In fact, /dev/sda’s (the old Hitachi HDD) /tmp exists and the directory is easily listed. Which says /dev/sda has a functional tmp directory tree.
The problem is a very simple one: /dev/sda’s /etc/fstab is broken. It wants to mount the /tmp tree from a drive that doesn’t exist! Going through /etc/fstab again:
/dev/system/swap swap swap defaults 0 0
/dev/system/root / ext4 acl,user_xattr 1 1
/dev/disk/by-id/ata-Hitachi_HDS721075CLA332_JP2740HP04Y2NH-part1 /boot ext4 acl,user_xattr 1 2
/dev/system/home /home ext4 acl,user_xattr 1 2
proc /proc proc defaults 0 0
sysfs /sys sysfs noauto 0 0
debugfs /sys/kernel/debug debugfs noauto 0 0
usbfs /proc/bus/usb usbfs noauto 0 0
devpts /dev/pts devpts mode=0620,gid=5 0 0
/dev/disk/by-id/ata-WDC_WD7500BPKX-22HPJT0_WD-WX41A93N7736-part1 /tmp ext4 acl,user_xattr 1 2
This line:/dev/disk/by-id/ata-WDC_WD7500BPKX-22HPJT0_WD-WX41A93N7736-part1 /tmp ext4 acl,user_xattr 1 2 should be changed to mount the /tmp on the Hitachi HDD. Remember that, at the moment, the WD HDD does not exist. It is physically disconnected from the desktop box.
The device names have changed and you have to adjust for that.

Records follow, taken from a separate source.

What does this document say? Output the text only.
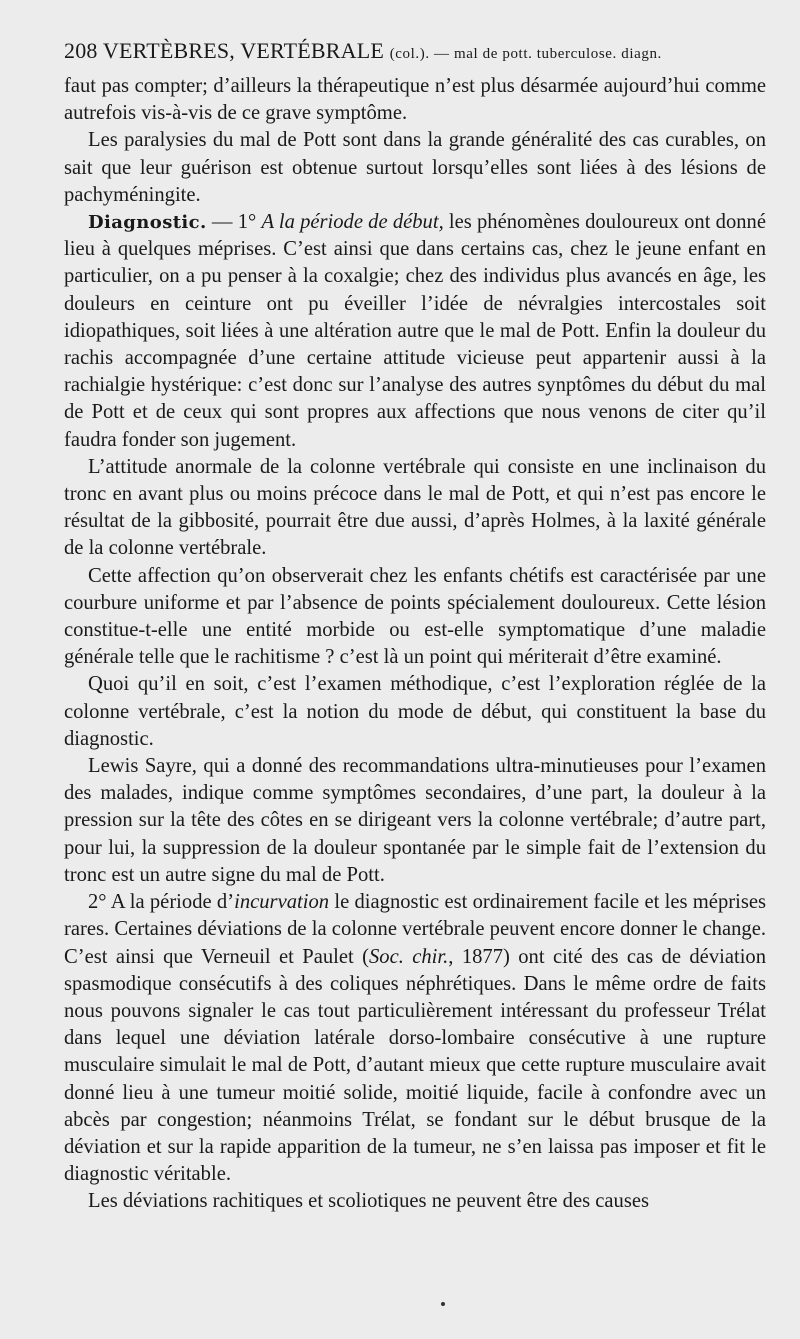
208 VERTÈBRES, VERTÉBRALE (col.). — mal de pott. tuberculose. diagn.

faut pas compter; d’ailleurs la thérapeutique n’est plus désarmée aujourd’hui comme autrefois vis-à-vis de ce grave symptôme.

Les paralysies du mal de Pott sont dans la grande généralité des cas curables, on sait que leur guérison est obtenue surtout lorsqu’elles sont liées à des lésions de pachyméningite.

Diagnostic. — 1° A la période de début, les phénomènes douloureux ont donné lieu à quelques méprises. C’est ainsi que dans certains cas, chez le jeune enfant en particulier, on a pu penser à la coxalgie; chez des individus plus avancés en âge, les douleurs en ceinture ont pu éveiller l’idée de névralgies intercostales soit idiopathiques, soit liées à une altération autre que le mal de Pott. Enfin la douleur du rachis accompagnée d’une certaine attitude vicieuse peut appartenir aussi à la rachialgie hystérique: c’est donc sur l’analyse des autres synptômes du début du mal de Pott et de ceux qui sont propres aux affections que nous venons de citer qu’il faudra fonder son jugement.

L’attitude anormale de la colonne vertébrale qui consiste en une inclinaison du tronc en avant plus ou moins précoce dans le mal de Pott, et qui n’est pas encore le résultat de la gibbosité, pourrait être due aussi, d’après Holmes, à la laxité générale de la colonne vertébrale.

Cette affection qu’on observerait chez les enfants chétifs est caractérisée par une courbure uniforme et par l’absence de points spécialement douloureux. Cette lésion constitue-t-elle une entité morbide ou est-elle symptomatique d’une maladie générale telle que le rachitisme ? c’est là un point qui mériterait d’être examiné.

Quoi qu’il en soit, c’est l’examen méthodique, c’est l’exploration réglée de la colonne vertébrale, c’est la notion du mode de début, qui constituent la base du diagnostic.

Lewis Sayre, qui a donné des recommandations ultra-minutieuses pour l’examen des malades, indique comme symptômes secondaires, d’une part, la douleur à la pression sur la tête des côtes en se dirigeant vers la colonne vertébrale; d’autre part, pour lui, la suppression de la douleur spontanée par le simple fait de l’extension du tronc est un autre signe du mal de Pott.

2° A la période d’incurvation le diagnostic est ordinairement facile et les méprises rares. Certaines déviations de la colonne vertébrale peuvent encore donner le change. C’est ainsi que Verneuil et Paulet (Soc. chir., 1877) ont cité des cas de déviation spasmodique consécutifs à des coliques néphrétiques. Dans le même ordre de faits nous pouvons signaler le cas tout particulièrement intéressant du professeur Trélat dans lequel une déviation latérale dorso-lombaire consécutive à une rupture musculaire simulait le mal de Pott, d’autant mieux que cette rupture musculaire avait donné lieu à une tumeur moitié solide, moitié liquide, facile à confondre avec un abcès par congestion; néanmoins Trélat, se fondant sur le début brusque de la déviation et sur la rapide apparition de la tumeur, ne s’en laissa pas imposer et fit le diagnostic véritable.

Les déviations rachitiques et scoliotiques ne peuvent être des causes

If you can see and mount the partitions then the clone probably worked
I see that vaguely. First off, I need to address the issue listed above. The best place to follow that up is the Need to fix broken LVM2 volume thread.
Once that’s done, I’ll address the business of cloning the two “same but different” drives with their same size and different physical sector sizes.